Many coding challenges have multiple numbers in the same line, often with a first line telling how many numbers there are in the multi-number line:
4
31 415 9 26
Usually I just read the entire line, then .split() it and map the strings to numbers.
But is there a good way to not read the entire line at once, instead read one number at a time? In order to save memory, either because I can't or don't want to read the whole line into memory. I'd like to only use O(1) space (let's assume numbers are small/bounded so they're O(1) size). Doesn't have to be absolutely minimal, for example if a solution internally reads a full 4 KB memory page at a time, that's ok, still O(1) and relatively small. For use case, think millions of numbers on one line, and a memory limit let's say below 1 MB.
In C++ I'd do it like this:
int n;
std::cin >> n;
while (n--) {
int value;
std::cin >> value;
// now do something with the value
}
I wrote this generator that takes a file object and gives me an iterator of strings.

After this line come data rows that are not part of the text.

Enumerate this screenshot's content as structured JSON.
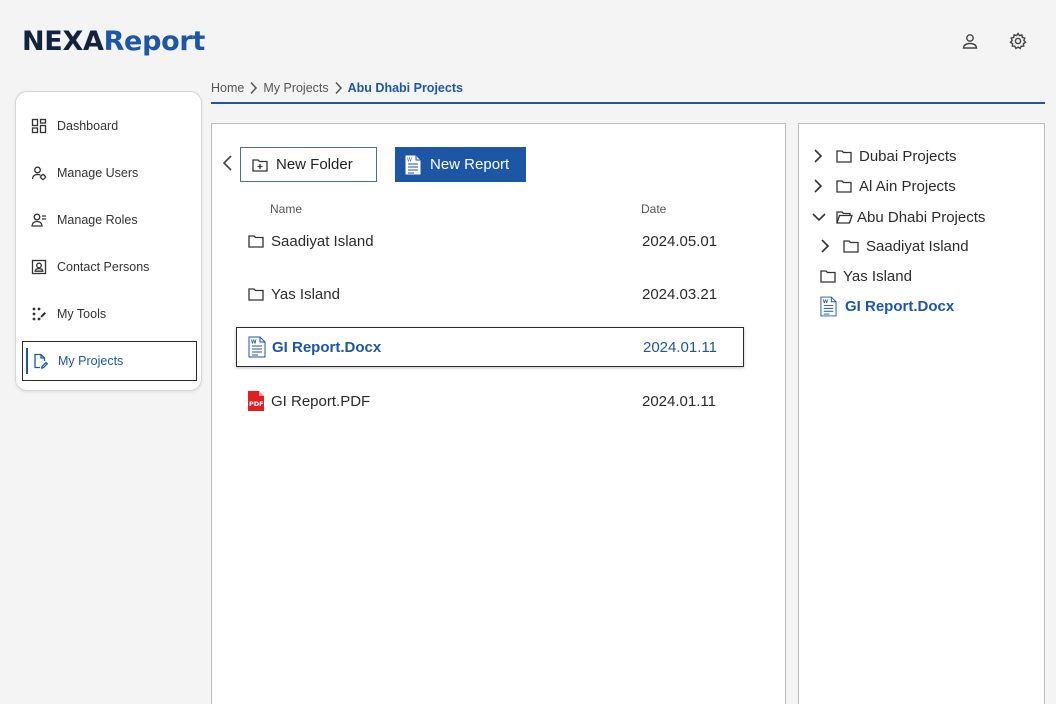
{
  "app": {
    "logo_part1": "NEXA",
    "logo_part2": "Report",
    "colors": {
      "brand": "#1e56a6",
      "dark": "#13223d",
      "pdf": "#e02020"
    }
  },
  "header_icons": [
    "user-icon",
    "settings-icon"
  ],
  "sidebar": {
    "items": [
      {
        "label": "Dashboard",
        "icon": "dashboard-icon"
      },
      {
        "label": "Manage Users",
        "icon": "manage-users-icon"
      },
      {
        "label": "Manage Roles",
        "icon": "manage-roles-icon"
      },
      {
        "label": "Contact Persons",
        "icon": "contact-persons-icon"
      },
      {
        "label": "My Tools",
        "icon": "tools-icon"
      },
      {
        "label": "My Projects",
        "icon": "projects-icon",
        "active": true
      }
    ]
  },
  "breadcrumb": [
    "Home",
    "My Projects",
    "Abu Dhabi Projects"
  ],
  "toolbar": {
    "new_folder_label": "New Folder",
    "new_report_label": "New Report"
  },
  "table": {
    "headers": {
      "name": "Name",
      "date": "Date"
    },
    "rows": [
      {
        "name": "Saadiyat Island",
        "date": "2024.05.01",
        "type": "folder"
      },
      {
        "name": "Yas Island",
        "date": "2024.03.21",
        "type": "folder"
      },
      {
        "name": "GI Report.Docx",
        "date": "2024.01.11",
        "type": "docx",
        "selected": true
      },
      {
        "name": "GI Report.PDF",
        "date": "2024.01.11",
        "type": "pdf"
      }
    ]
  },
  "tree": {
    "items": [
      {
        "label": "Dubai Projects",
        "chevron": "right",
        "type": "folder"
      },
      {
        "label": "Al Ain Projects",
        "chevron": "right",
        "type": "folder"
      },
      {
        "label": "Abu Dhabi Projects",
        "chevron": "down",
        "type": "folder-open"
      },
      {
        "label": "Saadiyat Island",
        "chevron": "right",
        "type": "folder"
      },
      {
        "label": "Yas Island",
        "chevron": "none",
        "type": "folder"
      },
      {
        "label": "GI Report.Docx",
        "chevron": "none",
        "type": "docx",
        "active": true
      }
    ]
  },
  "pdf_badge": "PDF"
}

For the above example, it yields the strings '4', '31', '415', '9' and '26'. It reads one character at a time, and splits at space characters as determined by .isspace():
def split(file):
value = []
while char := file.read(1):
if char.isspace():
if value:
yield ''.join(value)
value.clear()
else:
value.append(char)
if value:
yield ''.join(value)
But that's of course ridiculously complicated and slow, and I don't even know whether this str.isspace usage is equivalent to what str.split considers whitespace. It just illustrates one way to achieve what I want.
Edit: Here's a simpler way, but still more complicated and slow than I'd like. I'm looking for some built-in way that does the low-level work for me, at C speed.
from itertools import groupby
def split(file):
groups = groupby(iter(lambda: file.read(1), ''), str.isspace)
for isspace, chars in groups:
if not isspace:
yield ''.join(chars)